“We’re living in a powder keg and giving off sparks.” Bonnie Tyler sang those words in the 1980s. She wasn’t talking politics. But her statement seems like an apt description for the tense framework of today’s US-Russia relationship.
It goes from one flashpoint to another. At one time it was Russiagate. Another time it was election interference, not to mention Ukraine, Georgia, and others. Today it’s Belarus.
Item: “Protests Erupt In Belarus Over The Results Of Presidential Election.” –NPR [SPARK]
Item: “Europe must not abandon the new Belarus to Putin.” –Atlantic Council [SPARK SPARK]
Item: “Belarusian President Alexander Lukashenka says that Russia has agreed to offer security assistance in the case of external military threats.” –BBC [SPARK SPARK SPARK]
Kaboom: Belarus could be the triggering spark. Potentially it could set off an explosive reaction between Russia and the US. That could be a doomsday scenario. Both countries uniquely possess the nuclear power to devastate the planet.
Over 100 key American foreign policy experts just shouted out this danger in plain language:
“US-Russia relations are at a dangerous dead end that threatens the US national interest. The risk of a military confrontation that could go nuclear is real again.”
Those experts have pressed the alarm button, but the siren is being drowned out by news of petty bickering between US political factions over relatively less consequential matters regarding Russia. Some of the political concerns certainly have merit. But important as they are, they pale in comparison with the potential obliteration of the planet.
Nuclear devastation likely sounds like a remote abstraction to many if not most Americans. Popular attention is focused on more immediate domestic concerns over the Covid-19 pandemic, stubbornly persistent racial bigotry, and widespread outbreaks of mass lawlessness. These are real issues we learn about in everyday news.

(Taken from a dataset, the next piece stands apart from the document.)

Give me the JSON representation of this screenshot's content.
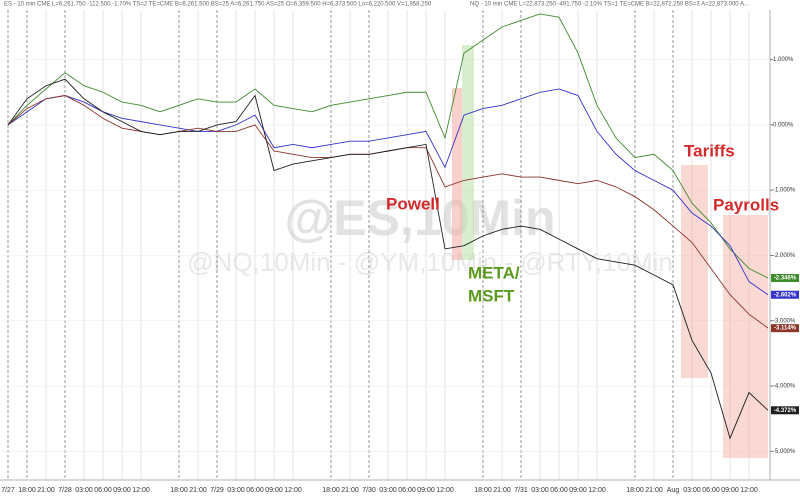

But putting our heads in the sand over an equally real nuclear threat will offer no protection from its ultimate danger.
“The nuclear threat outweighs every other concern. If we don’t handle this one adroitly, we won’t be alive to deal with the rest of our challenges” proclaims Sharon Tennison, president of the Center for Citizen Initiatives. She believes that citizen action is imperative.
American University in Moscow president Edward Lozansky is singing the same tune. “Do not wait for the government; use public diplomacy, identify Russian experts who are willing to talk, break into interest groups and start building a positive agenda for US- Russia relations. Please do it soon — before Doomsday arrives.” he implored recently in the Washington Times.”
Tennison adds that “we need to have a sense of whether this [nuclear] reality is penetrating the consciousness of our American people.
Judging from the daily news stream, however, the answer is already at hand. Americans are being bombarded with counterfactual media reports that promote active hostility toward Russia.
Here are just a few examples:
Argument: Russia is attacking our democracy. This allegation focuses on the alleged hacking of DNC servers and stealing data. But retired National Security Agency technical director William Binney has disproved it using publically available data. Binney working with a group of other former intelligence officials offered evidence that the alleged Russian hack was technically impossible. Instead the data breach seems to have been committed by an insider that downloaded the data onto a thumb drive.
Argument: Russia has interfered with our elections. What’s in contention is Russia’s purported use of social media to disseminate disinformation. In the past this practice has been called simply propaganda. The new terminology seems like just an attempt to be inflammatory. Certainly the United States and other world powers engage in propaganda to advance their interests too.
Argument: Russia is corrupting our voting process. No real evidence of that has ever been presented. At the same time there is public evidence that Americans may have worked to corrupt the 1996 presidential election in Russia. In an American movie titled Spinning Boris, three Americans confess to direct intervention into the election campaign. They claim to have brought about the reelection of the vastly unpopular president Yeltsin “the American way.” The trio said they taught Russians how to “play dirty, whether they wanted to or not.”
Argument: Russia invaded Georgia. In fact an EU fact-finding commission found it was Georgia that shot first.
Argument: Russia is killing journalists who are critical of Putin. The fact is that there was a precipitous drop in journalist murders when Putin took over from Yeltsin. Statistics gathered by the Committee to Project Journalist attest to that. Not all journalist murders were political assassinations. One that was, however, is that of American journalist Paul Klebnikov. He had written favorably of Putin.
There are lots more faulty arguments. Those shown above are admittedly abbreviated versions of complex situations. In some cases it is true that there is some blame on both sides. My books, The Phony Litvinenko Murder, Litvinenko Murder Case Solved, and Ukraine in the Crosshairs go into depth on those issues.
Please keep the fallacious arguments listed above in mind, however. Be aware that anyone who espouses them unequivocally is probably trying to pull the wool over your eyes.